Zum Jubiläumsjahr 1996, dem 100. Geburtstag des Vereins, war der Aufstieg geplant. Ganz solide sollte die Entwicklung vorangetrieben werden, mit vernünftigen Investitionen für Spieler, die zu unseren jungen Leuten paßten. Ein Aufbau nach Maß, Schritt für Schritt, ohne Vabanquespiel mit teuren Einkäufen. Eine Mannschaft muß Zeit zum Reifen haben, besonders wenn man auf den Nachwuchs setzt. Das war unser Ziel, ein Abenteuer angesichts der Lage im bezahlten Fußball, wo nur rasche Erfolge zählen und bei Mißerfolgen gleich die ganze Konzeption umgeworfen wird. Ich wußte, nur dies ist der einzige Weg für Hannover 96. Mit Trainer Vogel würde sich die Mannschaft langsam, aber stetig in die Lüfte schwingen. Rückschläge, Niederlagen würden unweigerlich kommen, doch wenn das Präsidium auf Kurs bliebe, Mannschaft und Trainer den Rücken stärkte, egal was für ein Geschrei sich draußen erhob, würden wir bis 1996 die Erstklassigkeit schaffen. Diese behutsame, mittelfristige Aufbauarbeit war ein Anschwimmen gegen den Strom. Und sich ahnte wohl, daß man dabei auch untergehen konnte.

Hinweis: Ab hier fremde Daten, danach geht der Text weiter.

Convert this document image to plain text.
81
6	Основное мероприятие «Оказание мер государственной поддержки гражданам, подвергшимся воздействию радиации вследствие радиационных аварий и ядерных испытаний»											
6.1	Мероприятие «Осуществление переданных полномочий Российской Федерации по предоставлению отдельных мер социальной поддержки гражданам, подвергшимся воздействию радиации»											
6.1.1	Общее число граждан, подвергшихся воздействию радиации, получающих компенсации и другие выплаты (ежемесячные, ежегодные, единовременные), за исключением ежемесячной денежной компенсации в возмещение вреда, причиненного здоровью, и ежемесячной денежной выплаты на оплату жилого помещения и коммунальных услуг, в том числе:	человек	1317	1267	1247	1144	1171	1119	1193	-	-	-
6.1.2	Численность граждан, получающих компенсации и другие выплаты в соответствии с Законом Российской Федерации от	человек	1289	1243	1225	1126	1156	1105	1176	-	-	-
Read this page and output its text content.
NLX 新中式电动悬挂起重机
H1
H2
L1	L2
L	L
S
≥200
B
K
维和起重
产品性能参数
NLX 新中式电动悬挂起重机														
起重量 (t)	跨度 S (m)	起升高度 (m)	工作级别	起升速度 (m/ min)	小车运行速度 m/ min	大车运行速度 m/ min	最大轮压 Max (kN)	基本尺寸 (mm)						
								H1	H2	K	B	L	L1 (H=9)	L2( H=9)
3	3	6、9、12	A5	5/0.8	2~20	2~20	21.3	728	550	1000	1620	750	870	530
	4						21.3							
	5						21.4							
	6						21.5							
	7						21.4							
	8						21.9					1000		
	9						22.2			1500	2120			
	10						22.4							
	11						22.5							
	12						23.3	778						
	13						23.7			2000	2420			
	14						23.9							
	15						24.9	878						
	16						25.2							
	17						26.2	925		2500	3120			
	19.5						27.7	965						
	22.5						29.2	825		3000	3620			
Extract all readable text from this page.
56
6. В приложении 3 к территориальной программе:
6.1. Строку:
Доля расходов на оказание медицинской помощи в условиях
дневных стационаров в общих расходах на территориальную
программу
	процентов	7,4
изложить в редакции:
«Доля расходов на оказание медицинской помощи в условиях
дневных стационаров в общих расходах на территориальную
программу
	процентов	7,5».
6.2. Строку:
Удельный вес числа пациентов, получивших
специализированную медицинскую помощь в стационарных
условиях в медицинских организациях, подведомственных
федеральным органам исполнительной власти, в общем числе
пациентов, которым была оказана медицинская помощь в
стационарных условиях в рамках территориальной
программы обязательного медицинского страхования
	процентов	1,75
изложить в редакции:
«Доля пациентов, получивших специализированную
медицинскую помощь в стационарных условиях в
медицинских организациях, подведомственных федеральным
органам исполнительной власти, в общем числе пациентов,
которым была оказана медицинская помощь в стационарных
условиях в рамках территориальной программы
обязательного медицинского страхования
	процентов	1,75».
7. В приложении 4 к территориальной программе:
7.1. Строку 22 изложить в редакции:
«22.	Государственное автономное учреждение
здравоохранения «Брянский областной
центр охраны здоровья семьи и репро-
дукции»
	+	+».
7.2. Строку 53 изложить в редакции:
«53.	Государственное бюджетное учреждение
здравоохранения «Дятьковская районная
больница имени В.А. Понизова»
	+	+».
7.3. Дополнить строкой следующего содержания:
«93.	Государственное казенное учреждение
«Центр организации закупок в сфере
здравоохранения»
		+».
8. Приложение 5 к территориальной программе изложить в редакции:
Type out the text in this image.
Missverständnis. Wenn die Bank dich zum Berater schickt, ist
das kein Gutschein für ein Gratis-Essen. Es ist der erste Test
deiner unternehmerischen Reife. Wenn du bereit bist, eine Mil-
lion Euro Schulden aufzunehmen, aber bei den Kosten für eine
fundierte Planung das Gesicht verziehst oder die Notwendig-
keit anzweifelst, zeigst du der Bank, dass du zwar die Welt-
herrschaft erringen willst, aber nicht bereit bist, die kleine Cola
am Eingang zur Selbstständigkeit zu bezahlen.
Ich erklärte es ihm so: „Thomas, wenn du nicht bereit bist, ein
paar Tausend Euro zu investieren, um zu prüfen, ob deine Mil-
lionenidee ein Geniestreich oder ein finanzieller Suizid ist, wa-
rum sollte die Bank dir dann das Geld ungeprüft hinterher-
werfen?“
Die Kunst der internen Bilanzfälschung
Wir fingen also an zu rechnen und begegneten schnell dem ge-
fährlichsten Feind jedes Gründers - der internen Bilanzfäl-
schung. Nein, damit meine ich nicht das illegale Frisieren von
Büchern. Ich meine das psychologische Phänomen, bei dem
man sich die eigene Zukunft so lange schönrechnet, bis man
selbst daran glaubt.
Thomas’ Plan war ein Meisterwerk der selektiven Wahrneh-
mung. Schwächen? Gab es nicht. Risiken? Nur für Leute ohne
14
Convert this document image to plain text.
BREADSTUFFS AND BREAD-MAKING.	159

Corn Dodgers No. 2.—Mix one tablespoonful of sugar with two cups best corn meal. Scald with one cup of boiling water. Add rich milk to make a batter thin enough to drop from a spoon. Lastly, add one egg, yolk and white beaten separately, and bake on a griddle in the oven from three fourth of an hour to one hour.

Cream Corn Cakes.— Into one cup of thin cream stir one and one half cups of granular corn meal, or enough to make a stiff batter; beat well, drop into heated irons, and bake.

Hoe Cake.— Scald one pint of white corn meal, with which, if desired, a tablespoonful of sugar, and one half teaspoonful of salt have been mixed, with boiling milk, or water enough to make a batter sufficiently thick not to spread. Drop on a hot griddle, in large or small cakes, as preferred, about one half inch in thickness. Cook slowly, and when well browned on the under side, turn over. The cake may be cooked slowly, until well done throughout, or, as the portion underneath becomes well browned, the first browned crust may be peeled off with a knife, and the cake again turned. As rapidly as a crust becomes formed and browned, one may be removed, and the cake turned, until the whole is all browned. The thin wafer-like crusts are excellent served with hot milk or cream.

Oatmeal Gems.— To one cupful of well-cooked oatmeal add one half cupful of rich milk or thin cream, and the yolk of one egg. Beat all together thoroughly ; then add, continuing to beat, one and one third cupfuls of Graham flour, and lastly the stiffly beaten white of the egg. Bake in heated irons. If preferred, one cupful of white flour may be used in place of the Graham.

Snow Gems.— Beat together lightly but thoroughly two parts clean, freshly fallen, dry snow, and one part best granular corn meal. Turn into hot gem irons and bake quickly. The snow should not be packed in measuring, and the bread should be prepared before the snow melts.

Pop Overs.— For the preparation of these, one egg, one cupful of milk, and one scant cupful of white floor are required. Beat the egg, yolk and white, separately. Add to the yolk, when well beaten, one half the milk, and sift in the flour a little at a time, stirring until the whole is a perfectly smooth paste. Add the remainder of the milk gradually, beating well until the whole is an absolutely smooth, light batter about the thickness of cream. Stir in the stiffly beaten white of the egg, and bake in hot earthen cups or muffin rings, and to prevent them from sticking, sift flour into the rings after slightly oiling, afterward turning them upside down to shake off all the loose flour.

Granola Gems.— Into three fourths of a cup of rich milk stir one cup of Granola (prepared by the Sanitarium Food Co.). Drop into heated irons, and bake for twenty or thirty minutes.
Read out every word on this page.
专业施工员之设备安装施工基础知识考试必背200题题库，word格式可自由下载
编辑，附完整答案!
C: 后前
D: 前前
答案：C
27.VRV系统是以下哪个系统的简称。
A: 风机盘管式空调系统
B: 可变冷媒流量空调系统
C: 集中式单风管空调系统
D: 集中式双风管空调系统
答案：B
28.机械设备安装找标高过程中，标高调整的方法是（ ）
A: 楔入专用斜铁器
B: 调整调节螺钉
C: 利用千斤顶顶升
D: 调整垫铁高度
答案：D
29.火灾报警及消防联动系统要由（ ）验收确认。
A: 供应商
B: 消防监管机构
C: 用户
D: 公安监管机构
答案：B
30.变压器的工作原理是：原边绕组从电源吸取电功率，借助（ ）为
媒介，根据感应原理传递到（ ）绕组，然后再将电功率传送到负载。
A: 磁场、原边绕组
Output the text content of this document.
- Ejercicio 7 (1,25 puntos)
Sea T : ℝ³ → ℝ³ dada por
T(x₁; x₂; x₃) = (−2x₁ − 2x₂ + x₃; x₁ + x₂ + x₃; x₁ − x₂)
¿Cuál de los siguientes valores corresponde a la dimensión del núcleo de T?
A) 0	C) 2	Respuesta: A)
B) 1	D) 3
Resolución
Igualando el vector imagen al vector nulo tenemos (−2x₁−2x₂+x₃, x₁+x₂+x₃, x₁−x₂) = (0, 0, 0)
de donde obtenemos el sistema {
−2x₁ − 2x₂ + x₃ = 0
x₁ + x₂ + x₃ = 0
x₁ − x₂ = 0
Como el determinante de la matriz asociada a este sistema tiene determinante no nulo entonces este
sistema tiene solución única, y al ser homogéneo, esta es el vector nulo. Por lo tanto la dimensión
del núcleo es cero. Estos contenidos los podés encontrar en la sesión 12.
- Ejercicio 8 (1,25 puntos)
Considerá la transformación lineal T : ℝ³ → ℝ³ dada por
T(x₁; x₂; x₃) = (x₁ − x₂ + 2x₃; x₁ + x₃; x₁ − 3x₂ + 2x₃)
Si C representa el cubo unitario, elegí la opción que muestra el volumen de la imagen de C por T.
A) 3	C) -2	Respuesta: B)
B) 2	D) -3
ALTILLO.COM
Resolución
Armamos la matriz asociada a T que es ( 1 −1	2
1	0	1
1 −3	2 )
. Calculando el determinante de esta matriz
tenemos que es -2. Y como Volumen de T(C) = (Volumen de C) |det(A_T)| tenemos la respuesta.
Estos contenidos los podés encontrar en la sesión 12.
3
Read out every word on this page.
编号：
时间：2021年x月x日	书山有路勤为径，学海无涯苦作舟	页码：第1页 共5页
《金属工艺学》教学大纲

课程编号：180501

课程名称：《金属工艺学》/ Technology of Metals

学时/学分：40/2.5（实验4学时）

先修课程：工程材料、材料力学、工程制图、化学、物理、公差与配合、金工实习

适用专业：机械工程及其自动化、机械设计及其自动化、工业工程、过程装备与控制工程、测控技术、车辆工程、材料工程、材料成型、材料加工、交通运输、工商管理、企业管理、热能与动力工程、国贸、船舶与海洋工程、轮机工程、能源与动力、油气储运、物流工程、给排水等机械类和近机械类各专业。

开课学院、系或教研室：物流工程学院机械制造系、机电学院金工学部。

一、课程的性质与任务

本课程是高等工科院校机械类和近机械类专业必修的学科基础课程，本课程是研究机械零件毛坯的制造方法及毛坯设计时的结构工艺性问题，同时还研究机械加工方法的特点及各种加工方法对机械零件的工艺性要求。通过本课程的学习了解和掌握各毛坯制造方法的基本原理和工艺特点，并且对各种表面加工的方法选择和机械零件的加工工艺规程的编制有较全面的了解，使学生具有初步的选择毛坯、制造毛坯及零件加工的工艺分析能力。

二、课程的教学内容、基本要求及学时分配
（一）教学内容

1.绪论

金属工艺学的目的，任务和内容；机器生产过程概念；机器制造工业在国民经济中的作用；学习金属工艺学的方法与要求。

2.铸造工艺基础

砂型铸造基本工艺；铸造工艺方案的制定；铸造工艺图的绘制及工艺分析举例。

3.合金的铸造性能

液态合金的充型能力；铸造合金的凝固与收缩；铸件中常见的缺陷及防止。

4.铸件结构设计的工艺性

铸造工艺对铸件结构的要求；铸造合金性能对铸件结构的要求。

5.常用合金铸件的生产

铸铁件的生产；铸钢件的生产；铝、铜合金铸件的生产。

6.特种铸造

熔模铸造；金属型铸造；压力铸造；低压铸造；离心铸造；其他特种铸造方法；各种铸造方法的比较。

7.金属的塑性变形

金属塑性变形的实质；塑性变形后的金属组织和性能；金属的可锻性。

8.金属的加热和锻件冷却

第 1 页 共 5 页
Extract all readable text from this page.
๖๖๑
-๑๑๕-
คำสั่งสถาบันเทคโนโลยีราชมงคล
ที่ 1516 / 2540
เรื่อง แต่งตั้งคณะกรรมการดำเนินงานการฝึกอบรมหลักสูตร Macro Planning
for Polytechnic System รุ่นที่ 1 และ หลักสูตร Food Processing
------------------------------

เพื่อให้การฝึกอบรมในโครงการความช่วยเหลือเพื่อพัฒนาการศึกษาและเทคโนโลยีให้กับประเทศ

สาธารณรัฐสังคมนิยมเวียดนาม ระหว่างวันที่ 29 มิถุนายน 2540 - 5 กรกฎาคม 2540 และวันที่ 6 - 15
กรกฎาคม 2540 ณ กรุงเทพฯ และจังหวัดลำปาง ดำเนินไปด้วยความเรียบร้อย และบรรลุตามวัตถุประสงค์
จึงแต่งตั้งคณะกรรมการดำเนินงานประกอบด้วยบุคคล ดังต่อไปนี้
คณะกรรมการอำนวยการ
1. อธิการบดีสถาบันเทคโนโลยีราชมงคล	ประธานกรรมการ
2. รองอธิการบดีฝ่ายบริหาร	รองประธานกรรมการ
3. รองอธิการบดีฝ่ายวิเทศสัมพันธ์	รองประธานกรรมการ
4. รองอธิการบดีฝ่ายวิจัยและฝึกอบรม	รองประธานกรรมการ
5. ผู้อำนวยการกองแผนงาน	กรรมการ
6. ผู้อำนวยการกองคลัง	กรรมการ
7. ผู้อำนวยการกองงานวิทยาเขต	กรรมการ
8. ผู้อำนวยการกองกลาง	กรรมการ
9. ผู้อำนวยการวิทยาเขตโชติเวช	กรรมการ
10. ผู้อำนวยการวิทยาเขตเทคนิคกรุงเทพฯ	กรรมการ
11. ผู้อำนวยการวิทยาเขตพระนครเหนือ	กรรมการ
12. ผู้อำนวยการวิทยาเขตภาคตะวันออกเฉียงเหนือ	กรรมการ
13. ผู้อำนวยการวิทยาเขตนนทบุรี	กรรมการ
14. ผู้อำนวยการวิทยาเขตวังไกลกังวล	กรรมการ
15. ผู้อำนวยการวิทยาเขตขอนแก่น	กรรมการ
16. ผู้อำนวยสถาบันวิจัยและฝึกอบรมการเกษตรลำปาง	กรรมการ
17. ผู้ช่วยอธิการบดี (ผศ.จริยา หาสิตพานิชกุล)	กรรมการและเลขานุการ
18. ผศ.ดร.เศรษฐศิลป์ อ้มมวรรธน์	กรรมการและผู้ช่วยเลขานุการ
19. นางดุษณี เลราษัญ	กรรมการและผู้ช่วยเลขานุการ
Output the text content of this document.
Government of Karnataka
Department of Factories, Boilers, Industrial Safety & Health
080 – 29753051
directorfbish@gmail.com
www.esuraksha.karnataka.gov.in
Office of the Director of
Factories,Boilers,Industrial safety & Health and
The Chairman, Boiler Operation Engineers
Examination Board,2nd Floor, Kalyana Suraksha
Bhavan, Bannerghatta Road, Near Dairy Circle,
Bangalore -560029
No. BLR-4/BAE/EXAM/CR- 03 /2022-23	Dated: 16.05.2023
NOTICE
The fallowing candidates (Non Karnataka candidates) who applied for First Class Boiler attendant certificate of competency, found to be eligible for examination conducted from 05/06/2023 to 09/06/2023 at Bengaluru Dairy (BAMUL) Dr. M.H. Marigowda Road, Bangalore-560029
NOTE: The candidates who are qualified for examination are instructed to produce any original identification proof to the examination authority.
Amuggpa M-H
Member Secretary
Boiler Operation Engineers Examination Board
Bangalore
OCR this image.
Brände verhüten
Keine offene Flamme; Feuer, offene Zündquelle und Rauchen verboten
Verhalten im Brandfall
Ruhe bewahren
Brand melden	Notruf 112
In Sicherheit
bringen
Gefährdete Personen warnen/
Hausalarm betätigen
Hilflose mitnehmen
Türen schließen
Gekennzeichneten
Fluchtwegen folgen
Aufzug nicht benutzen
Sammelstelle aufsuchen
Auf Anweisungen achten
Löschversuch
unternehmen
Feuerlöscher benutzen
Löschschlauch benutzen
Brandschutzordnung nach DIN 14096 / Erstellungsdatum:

Zunächst kam uns das allzu Menschliche ins Gehege. Der Pokalsieg hatte aus einfachen, weiterhin unbekannten hannoverschen Provinzkickern so etwas wie Stars gemacht, umjubelt in jeder Kneipe. Wer hintereinander Karlsruhe, Bremen und Mönchengladbach schlägt, hält sich ebenbürtig mit klingenden Namen. Aus kämpferischen Kameraden entwickelten sich Selbstdarsteller, die sich natürlich allsamt unterbezahlt vorkamen. Ehefrauen, Freundinnen, Verwandte und Bekannte taten das Ihre dazu, die Jungs gingen auf Wolken; ausgerechnet ein Mann namens Vogel mußte sie zur Erde zurückholen.